Daily logs no longer required

Kris Long, Sports Editor

The Kansas State Department is allowing schools to forgo the Daily Log requirement as of 12:30 p.m. Monday, if schools can provide a parent assurance document proving students are engaging outside of the school building. 

The move comes after overwhelming opposition to the logs from parents, students and teachers. 

The logs were unpopular with students for a number of reasons, chiefly, because the logs force people to work a certain number of hours a day. This made it harder to get ahead on work for fear they won’t have enough to do the next day, meaning if students understand the lesson and get it done quickly they have to find ways to fill-out the time.

The Mentor conducted an Instagram poll asking students what other than logs could determine whether students were engaged. 6 students responded to the survey.

“Just finish the work assigned,” junior Tushar Ghatty said in the survey.

They also seemed pointless to some, as paperwork to record what students already doing doesn’t necessarily help them engage.

“Students who do their work will and students who don’t won’t,”senior Colin Hollenberry said.  The log doesn’t change that,”

The new guidelines allow parents to sign one form essentially saying they will participate in their students’ education and help them keep up with their classes outside of school. There will be one form for each parent, meaning they won’t have to fill one out for every student enrolled in the district.  There are concerns that parents will not be able to actually fulfil these guidelines, especially if they are working during the day.

“And I know there could be some concern from families that says, ‘Well, you know that a parent could be at work’… So we’re in a difficult situation where parents need to be at work and tending to their career, but they’re also still providing that oversight along with the teachers at the school,” Head principal Micheal Dorst said. “There is no other time in our history that I think parents have had better access to their kids through our technology.
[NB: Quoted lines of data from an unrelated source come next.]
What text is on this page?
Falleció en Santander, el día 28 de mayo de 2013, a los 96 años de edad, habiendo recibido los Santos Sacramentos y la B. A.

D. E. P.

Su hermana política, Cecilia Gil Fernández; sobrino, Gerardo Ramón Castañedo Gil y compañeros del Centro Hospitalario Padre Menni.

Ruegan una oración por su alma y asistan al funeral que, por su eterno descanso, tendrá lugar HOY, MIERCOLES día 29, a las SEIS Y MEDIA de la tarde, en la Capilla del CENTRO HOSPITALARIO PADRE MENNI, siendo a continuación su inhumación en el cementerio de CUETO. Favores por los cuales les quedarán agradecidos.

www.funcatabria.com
Now, of course, it would be preferable if all students were able to be in school. It would be preferable if parents were able to be home with their students.”

The timing for when the logs will be phased out or when parents will receive the forms is not yet certain, although it’s expected to be very soon. 

“I would say, if people mentally say ‘I’m absolutely going to sign it,’ then I would say don’t worry about learning logs,” Dorst said. “Don’t let learning logs be something that consumes your time; I would focus your energy and your thoughts on learning rather than learning logs.”

The school will need to get all of the parental assurance forms signed by the spring audit. They do not, however, need all of the forms signed before phasing out the logs. They also don’t expect getting the logs sign to be a massive challenge.

“I’m going to speculate that we’ll probably see a very rapid response on the student and parent side on getting this signed,” Dorst said. “Because I think …  that nobody wants to continue to have anything to do with learning logs.”